(ANSA) - ROMA, 15 LUG - Appare "evidente" come che le
famiglie italiane, su cui grava in definitiva il peso
dell'Irpef, hanno pagato e continuano a pagare un conto
salatissimo a causa degli squilibri macroeconomici e di finanza
pubblica del nostro Paese. L'Irpef, la principale imposta
italiana, includendo anche le addizionali locali, nel 2020 ha
raggiunto il livello di 191 miliardi, pari all'11,6% del Pil.
Basti pensare che nel 2011, alla vigilia dello 'shock' fiscale
causato dalla crisi del debito sovrano, era pari al 10,5% del
Pil e che, addirittura, nel 1995, prima dell'introduzione delle
addizionali locali, si fermava all'8,4%". Lo dichiara il
presidente del Consiglio nazionale dei commercialisti Massimo
Miani, in merito alla ricerca lanciata stamani dall'Osservatorio
del Consiglio e della Fondazione nazionale della categoria
professionale, secondo cui "dal 2011, in Italia, il Pil è
aumentato di 2,8 miliardi, mentre la pressione fiscale delle
famiglie è aumentata di 46 miliardi". La riforma fiscale,
incalza, "non può non farsi carico di questa problematica.
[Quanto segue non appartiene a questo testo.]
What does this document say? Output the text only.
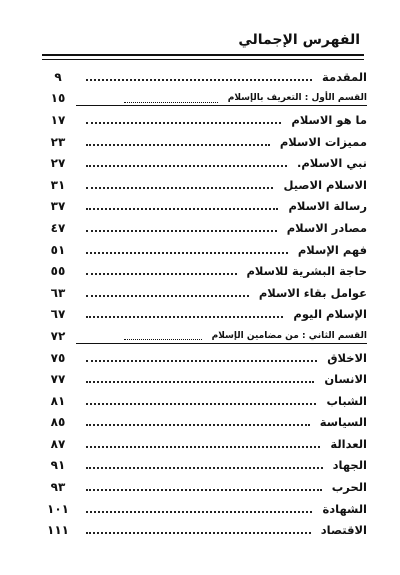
الفهرس الإجمالي
المقدمة
٩
القسم الأول : التعريف بالإسلام
١٥
ما هو الاسلام
١٧
مميزات الاسلام
٢٣
نبي الاسلام.
٢٧
الاسلام الاصيل
٣١
رسالة الاسلام
٣٧
مصادر الاسلام
٤٧
فهم الإسلام
٥١
حاجة البشرية للاسلام
٥٥
عوامل بقاء الاسلام
٦٣
الإسلام اليوم
٦٧
القسم الثاني : من مضامين الإسلام
٧٢
الاخلاق
٧٥
الانسان
٧٧
الشباب
٨١
السياسة
٨٥
العدالة
٨٧
الجهاد
٩١
الحرب
٩٣
الشهادة
١٠١
الاقتصاد
١١١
Come
più volte abbiamo sostenuto, il peso dell'Irpef grava
soprattutto sui redditi del ceto medio ed è evidente anche da
questa analisi come negli ultimi dieci anni il peso dell'Irpef
su questa categoria di contribuenti sia aumentato a dismisura.
Se volessimo riequilibrare le cose e riportare il rapporto tra
l'Irpef e il Pil ad una dimensione normale, potremmo
parametrarlo alla media europea pari al 9,6%. In questo modo,
restando ai dati a consuntivo del 2020, occorrerebbe ridurre il
gettito complessivo di almeno 33 miliardi", chiosa Miani.
(ANSA).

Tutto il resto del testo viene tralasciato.